Queens' Little Guyana

    A relatively obscure country sandwiched between Brazil and Venezuela, Guyana gained Indians, Africans, Portuguese and Chinese through slavery and indentured labor during the 19th century.  The modern Guyanan is some combination of one of the above.  Fittingly, in the restaurants that dot Liberty Avenue, Roti curry sandwiches (typical of nearby Trinidad & Tobago) share the menu with Chinese BBQ and Bengali sweets.

Richmondhill

    The chicken curry was spicy and savory and the bread sopped up the juices nicely but, similar to my experience with Trini cuisine, I can't figure out how to eat the stuff without making a huge mess.  This is no small problem considering the fountain of class that I am.  Ethiopian food is the same way.  By the end of the meal I feel like a fucking slob.

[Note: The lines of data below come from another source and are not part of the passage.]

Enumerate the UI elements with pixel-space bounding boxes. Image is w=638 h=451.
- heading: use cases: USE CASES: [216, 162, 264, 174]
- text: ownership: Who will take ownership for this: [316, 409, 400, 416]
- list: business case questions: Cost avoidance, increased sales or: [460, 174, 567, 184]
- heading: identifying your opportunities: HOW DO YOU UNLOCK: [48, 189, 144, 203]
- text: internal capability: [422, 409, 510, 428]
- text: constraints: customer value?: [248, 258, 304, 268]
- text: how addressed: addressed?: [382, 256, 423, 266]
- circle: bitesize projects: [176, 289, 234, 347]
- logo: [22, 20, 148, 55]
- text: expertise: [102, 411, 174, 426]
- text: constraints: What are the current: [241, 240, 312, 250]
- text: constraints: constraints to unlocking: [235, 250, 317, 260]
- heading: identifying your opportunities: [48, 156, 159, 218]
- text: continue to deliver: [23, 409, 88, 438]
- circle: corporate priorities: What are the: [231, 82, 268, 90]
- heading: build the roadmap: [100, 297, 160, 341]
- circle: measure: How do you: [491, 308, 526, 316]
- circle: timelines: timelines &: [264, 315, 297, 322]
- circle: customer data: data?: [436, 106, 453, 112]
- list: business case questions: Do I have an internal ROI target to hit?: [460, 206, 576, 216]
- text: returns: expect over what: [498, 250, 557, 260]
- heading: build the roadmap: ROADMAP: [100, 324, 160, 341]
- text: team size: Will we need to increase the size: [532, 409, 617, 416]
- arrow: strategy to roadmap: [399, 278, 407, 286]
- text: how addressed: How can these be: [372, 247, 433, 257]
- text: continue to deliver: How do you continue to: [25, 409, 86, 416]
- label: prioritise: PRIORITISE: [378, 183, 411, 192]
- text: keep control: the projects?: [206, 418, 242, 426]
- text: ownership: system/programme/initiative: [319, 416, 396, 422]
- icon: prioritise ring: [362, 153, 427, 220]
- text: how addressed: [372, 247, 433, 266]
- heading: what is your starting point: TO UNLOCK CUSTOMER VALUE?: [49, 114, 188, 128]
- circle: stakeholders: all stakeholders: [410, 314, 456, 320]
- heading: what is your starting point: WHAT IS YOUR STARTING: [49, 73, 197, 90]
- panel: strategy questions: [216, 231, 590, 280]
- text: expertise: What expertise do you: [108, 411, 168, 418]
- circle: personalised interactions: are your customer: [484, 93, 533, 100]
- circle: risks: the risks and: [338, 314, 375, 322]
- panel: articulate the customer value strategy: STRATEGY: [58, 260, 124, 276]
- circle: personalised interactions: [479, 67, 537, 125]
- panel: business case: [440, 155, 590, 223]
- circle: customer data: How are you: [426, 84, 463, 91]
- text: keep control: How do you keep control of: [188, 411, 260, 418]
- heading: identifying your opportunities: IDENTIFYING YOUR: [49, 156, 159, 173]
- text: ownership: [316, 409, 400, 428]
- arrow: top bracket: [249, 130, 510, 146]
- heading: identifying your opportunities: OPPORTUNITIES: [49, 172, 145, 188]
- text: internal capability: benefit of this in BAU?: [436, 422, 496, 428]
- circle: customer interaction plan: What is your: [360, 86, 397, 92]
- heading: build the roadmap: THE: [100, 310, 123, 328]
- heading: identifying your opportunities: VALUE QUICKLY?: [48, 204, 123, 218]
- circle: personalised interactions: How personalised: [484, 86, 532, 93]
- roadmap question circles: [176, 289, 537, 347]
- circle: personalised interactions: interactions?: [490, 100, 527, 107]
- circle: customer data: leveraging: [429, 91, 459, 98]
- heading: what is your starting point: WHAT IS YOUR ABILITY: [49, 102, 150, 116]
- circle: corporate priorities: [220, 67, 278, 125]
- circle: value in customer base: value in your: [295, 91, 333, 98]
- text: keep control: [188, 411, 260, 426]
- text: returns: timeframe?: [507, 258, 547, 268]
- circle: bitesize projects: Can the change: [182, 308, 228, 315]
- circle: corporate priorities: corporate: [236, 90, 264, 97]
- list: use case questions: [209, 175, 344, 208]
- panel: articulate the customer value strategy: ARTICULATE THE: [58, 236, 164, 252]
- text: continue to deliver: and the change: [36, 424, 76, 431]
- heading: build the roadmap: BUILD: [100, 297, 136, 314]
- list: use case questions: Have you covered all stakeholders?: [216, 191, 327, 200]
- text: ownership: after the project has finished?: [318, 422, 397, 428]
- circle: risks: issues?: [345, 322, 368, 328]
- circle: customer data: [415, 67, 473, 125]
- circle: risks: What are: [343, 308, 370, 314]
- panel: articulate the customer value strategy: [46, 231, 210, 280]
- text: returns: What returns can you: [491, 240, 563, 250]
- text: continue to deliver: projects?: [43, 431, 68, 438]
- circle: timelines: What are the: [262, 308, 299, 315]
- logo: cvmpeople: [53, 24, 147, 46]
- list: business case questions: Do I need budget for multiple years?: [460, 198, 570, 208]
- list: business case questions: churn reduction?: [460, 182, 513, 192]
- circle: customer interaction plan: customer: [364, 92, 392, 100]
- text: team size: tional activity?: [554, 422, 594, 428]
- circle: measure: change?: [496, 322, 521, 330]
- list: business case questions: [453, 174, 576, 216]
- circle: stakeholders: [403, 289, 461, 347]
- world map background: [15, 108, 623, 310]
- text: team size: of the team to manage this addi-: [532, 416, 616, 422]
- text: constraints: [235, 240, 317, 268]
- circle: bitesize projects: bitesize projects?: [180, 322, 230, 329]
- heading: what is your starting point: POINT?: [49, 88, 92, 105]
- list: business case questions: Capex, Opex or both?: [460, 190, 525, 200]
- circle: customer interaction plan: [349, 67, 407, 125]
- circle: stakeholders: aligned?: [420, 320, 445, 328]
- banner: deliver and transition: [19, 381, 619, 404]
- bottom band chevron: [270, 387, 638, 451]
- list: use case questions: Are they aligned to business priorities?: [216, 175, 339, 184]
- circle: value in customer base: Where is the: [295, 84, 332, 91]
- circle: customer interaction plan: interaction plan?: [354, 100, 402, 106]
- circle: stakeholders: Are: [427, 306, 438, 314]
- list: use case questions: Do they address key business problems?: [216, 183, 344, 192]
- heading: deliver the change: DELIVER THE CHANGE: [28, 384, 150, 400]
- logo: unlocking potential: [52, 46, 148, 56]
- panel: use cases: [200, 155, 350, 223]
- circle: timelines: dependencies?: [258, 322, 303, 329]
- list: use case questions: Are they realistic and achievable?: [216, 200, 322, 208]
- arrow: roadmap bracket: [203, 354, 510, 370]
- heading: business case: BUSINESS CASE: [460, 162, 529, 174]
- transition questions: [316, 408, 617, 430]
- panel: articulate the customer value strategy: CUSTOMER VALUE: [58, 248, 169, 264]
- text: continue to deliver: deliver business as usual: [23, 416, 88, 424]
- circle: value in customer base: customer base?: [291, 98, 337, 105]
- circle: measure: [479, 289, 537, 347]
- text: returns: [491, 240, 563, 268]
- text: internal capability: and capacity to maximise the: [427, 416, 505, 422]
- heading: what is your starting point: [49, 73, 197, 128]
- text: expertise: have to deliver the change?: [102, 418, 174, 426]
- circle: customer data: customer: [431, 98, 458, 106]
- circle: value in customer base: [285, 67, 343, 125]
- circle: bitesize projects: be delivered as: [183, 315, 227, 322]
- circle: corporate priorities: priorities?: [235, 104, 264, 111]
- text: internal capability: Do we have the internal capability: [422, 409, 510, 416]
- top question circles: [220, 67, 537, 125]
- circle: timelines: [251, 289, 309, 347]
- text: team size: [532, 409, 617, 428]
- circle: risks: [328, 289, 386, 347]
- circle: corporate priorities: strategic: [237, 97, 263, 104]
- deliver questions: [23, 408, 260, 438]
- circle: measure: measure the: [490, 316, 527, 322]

    Physically speaking, Richmond Hill is not a very intriguing neighborhood.  This appears to be the case with much of Queens.  The residential architecture is awkward and often bordering on suburban, but the wealth of ethnic enclaves is unmatched anywhere in the world.  Many districts share space with 2 or 3 seemingly incompatible ethnicities: Greeks/Brazilians/Egyptians in Astoria, Bengalis/Columbians/Filipinos in Jackson Heights, Chinese/Korean/Pakistanis in Flushing.  Similarly, Richmond Hill is the Guyanan quarter of greater Jamaica, Queens, which is also home to large Arab and Carribean  populations.  A staff writer for Not For Tourists recently wrote, "If Brooklyn is the new Manhattan, is Queens the new Brooklyn?"

Astoria, Queens

    Astoria is big. It's so big that I've been there half a dozen times and I still can't figure it all out. Guidebooks will tell you it's NYC's token Greek neighborhood, which is true. But they don't tell you that a lot of them are ethnic Greeks from Cyprus and Albania. Furthermore, they don't tell you about the Brazilians, Ecuadorians, Egyptians, Moroccans and Lebanese.

Astoria

    As Queens' northwestern most neighborhood, Astoria has great views of the Upper East Side. Several parks line its waterfront, but, like all neighborhoods in New York, the closer to the water, the more desolate and abandoned. Most of the buildings are from the early 20th century, making it younger than most of Brooklyn. The built environment is interesting but what really makes Astoria so wonderful is the demographics and the corresponding culinary options. So far I've tried Greek, Turkish-Argentinian, and Bosnian cuisine there. I even saw a Himalayan tea house that serves that salty yak-butter tea that Sherpas warm up on. But Egytian hooka lounges and Czech beer gardens? I'll pass.

Misc Queens

Scheduled date of departure: June 27th. Job, apartment, plane tickets: 'shit is all locked down. But it isn't strictly business. We've got love for the game, believe that. That's why we're having a bonified moving party / garage sale in early June. You can come on over, drink some fine wines, eat some fine cheeses, buy our fine shit and say goodnight to the finest homo sapiens to ever grace Columbia River Basalt.

Miscqueens
More on that later. In the mean time I thought I'd lace 'yall with some photos from Long Island City and Flushing. You know, you shouldn't sleep on Queens. She may lack hip kids but coffee shops aren't everything. Everybody needs dim sum sometimes.